If your online thoughts are too much of a downer, the Cyberspace Administration of China has a hope to express to you: cheer up. And that’s an order (Radio Free Asia, September 22, 2025).
A sweeping two-month crackdown on online content is coming in China, aiming to restrict posts expressing views from hostility and conflict to “world-weariness,” Beijing’s top internet regulator announced on Monday….
The CAC said that it would target posts that include rumors about China’s economy—which has struggled this year—as well as fabricated information and “sensational conspiracy theories.”…
Officials in Xinjiang last year banned ethnic Uyghurs from using social media apps. Censors tightened restrictions on posts by Tibetans ahead of the Dalai Lama’s birthday last year. Pro-democracy activists in Hong Kong say scrutiny of social media and police action based on social posts have intensified since the Article 23 national security law went into effect.
The Register reports that the purpose of the crackdown will be to “quash netizens who ‘maliciously incite negative emotions.’… Some of the material Beijing wants to root out—such as content that incites violence—would likely fall foul of content moderators in many nations. However, China also wants to stop ‘excessively exaggerating negative and pessimistic sentiment’ through content that includes themes such as ‘hard work is useless’ and ‘studying is useless.’ ”
A gender transition
Don’t be too gloomy, but don’t be too gay either.

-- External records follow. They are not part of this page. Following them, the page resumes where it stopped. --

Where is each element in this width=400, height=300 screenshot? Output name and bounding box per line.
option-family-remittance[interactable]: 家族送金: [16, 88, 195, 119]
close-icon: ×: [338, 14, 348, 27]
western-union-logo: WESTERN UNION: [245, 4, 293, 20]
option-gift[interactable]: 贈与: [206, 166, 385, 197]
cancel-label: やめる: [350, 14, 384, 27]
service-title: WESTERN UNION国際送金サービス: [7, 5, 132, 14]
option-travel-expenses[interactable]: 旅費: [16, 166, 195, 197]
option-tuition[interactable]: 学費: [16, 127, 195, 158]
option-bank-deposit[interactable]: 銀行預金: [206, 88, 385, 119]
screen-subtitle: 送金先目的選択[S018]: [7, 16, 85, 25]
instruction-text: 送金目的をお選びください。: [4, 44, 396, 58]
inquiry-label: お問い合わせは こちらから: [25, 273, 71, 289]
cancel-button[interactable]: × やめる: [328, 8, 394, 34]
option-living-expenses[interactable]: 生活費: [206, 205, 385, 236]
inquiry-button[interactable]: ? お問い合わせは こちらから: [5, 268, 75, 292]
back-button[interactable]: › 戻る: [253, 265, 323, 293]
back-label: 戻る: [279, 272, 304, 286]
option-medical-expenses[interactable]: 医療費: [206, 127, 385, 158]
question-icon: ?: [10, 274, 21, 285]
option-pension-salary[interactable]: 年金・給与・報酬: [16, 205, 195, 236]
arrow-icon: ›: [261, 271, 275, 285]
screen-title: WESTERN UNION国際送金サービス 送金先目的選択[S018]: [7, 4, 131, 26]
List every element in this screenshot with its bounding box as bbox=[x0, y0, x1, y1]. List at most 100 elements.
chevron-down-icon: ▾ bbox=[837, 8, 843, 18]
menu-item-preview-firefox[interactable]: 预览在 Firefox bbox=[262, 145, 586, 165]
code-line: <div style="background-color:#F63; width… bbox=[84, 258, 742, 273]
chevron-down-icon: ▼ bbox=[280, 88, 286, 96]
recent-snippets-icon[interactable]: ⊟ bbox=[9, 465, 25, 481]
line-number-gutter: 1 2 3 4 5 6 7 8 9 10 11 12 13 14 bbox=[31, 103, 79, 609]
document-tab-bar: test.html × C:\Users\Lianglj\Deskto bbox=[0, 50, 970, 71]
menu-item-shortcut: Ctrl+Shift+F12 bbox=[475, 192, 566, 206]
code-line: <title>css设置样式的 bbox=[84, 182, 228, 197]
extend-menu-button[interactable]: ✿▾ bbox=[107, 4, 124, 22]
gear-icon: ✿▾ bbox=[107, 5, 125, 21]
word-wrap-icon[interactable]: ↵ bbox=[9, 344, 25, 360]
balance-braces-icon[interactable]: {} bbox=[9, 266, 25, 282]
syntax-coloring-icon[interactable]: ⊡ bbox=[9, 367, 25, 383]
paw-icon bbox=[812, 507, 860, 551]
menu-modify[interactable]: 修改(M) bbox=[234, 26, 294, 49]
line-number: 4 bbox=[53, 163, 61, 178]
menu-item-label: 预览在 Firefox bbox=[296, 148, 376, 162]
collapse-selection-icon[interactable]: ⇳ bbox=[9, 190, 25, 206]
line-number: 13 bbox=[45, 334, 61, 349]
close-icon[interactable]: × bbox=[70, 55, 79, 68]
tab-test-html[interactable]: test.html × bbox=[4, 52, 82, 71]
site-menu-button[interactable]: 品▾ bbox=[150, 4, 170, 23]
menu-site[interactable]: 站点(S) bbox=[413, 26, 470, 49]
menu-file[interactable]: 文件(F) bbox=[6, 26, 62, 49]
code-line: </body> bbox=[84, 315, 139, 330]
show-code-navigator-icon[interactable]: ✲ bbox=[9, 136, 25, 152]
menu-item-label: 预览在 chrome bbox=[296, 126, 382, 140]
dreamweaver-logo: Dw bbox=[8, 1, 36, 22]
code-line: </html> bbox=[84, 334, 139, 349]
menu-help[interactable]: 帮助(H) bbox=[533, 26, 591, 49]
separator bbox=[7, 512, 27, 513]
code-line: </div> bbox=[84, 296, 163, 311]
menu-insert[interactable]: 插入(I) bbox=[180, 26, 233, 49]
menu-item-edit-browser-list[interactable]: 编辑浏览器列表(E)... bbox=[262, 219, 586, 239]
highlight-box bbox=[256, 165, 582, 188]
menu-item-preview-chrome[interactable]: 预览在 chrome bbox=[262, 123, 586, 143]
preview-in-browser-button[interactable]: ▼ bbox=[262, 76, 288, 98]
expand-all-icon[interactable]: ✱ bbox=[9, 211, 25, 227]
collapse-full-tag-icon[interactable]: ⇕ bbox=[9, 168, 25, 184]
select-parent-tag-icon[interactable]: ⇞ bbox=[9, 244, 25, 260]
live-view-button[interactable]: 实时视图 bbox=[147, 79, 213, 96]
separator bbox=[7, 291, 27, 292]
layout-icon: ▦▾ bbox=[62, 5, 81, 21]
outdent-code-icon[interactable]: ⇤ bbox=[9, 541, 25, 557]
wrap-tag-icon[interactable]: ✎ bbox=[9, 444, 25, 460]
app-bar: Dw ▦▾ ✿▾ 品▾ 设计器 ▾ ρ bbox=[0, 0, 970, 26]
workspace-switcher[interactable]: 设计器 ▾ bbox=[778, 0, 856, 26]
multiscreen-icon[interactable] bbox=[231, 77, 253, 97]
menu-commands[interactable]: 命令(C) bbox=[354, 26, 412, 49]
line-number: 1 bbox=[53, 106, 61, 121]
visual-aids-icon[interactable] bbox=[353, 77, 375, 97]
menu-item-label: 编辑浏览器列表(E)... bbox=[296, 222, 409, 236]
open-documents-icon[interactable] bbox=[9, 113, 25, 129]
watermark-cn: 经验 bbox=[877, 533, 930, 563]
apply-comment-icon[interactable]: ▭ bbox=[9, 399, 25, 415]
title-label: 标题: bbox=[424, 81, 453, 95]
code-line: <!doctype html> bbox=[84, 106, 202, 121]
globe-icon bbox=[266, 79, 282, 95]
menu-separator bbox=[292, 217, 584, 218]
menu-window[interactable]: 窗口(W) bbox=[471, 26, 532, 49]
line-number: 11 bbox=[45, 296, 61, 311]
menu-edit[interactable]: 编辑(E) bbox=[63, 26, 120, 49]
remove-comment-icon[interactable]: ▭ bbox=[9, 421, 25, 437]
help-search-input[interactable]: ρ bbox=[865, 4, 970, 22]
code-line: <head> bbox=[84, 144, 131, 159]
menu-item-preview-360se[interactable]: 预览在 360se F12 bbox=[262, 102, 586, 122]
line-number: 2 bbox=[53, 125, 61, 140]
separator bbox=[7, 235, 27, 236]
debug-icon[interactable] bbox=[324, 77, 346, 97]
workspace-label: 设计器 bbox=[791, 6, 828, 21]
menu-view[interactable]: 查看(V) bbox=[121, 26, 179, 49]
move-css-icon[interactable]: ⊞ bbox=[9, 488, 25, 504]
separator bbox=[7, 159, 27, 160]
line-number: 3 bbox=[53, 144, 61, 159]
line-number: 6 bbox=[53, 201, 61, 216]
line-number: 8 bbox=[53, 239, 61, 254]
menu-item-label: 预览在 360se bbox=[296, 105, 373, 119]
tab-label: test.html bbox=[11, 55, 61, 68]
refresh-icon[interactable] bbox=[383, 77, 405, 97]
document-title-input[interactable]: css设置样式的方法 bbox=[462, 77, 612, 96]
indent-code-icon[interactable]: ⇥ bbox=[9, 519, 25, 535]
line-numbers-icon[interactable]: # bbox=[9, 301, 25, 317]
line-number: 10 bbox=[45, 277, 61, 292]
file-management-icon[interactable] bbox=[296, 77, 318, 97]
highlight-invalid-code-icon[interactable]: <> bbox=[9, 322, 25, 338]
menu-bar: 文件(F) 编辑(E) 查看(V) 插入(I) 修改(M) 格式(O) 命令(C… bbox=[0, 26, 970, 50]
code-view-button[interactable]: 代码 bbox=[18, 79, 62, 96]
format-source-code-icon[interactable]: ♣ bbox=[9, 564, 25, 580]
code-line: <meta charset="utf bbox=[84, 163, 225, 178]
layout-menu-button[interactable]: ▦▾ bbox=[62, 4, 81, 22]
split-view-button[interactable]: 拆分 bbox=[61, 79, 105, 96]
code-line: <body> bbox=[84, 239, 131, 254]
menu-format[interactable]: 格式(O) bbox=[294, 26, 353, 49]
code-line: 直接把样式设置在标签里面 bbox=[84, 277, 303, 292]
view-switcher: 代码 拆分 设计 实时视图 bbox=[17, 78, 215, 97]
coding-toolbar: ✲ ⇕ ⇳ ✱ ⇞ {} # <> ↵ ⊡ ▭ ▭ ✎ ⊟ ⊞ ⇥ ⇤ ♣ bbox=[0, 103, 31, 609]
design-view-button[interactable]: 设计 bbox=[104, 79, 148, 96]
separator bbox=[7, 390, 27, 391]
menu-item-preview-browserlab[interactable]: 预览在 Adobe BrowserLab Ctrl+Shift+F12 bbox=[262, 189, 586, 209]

CCP censorship of gay themes in entertainment has not been comprehensive. But portrayals of homosexuality is one of the things the censors are on the lookout for. And it seems that they’ve found a new ally in artificial intelligence.
AI maul-bots have advanced to the point of being able to plausibly impose changes in the sexual orientation, or rather, the sex, of characters in film. Doing so while retaining even funhouse-mirror resemblance to the original production would be impossible (I hope) if the main character were gay and everything in the story were about being gay. In the present instance, though, we seem to be talking about one minute of screen time. In “what is being seen as a new frontier in censorship, the Chinese version of Hollywood stars Dave Franco and Alison Brie’s thriller ‘Together’ has altered the gender of a gay character, turning a same-sex relationship into a heterosexual one,” Hindustan Times reports.
The face of one of the men in a gay relationship was replaced during that minute with the face of a woman. Four people who saw the movie in China told Bloomberg News that they didn’t notice anything ganging agley during the altered scene, which as far as they knew was depicting a heterosexual couple.
The Chinese distributor thought to have inflicted the airbrushing has not replied to press inquiries. It has, however, called a halt to distribution for now in order to implement “changes in the film’s distribution plan”—apparently in response to online criticism of the censorship.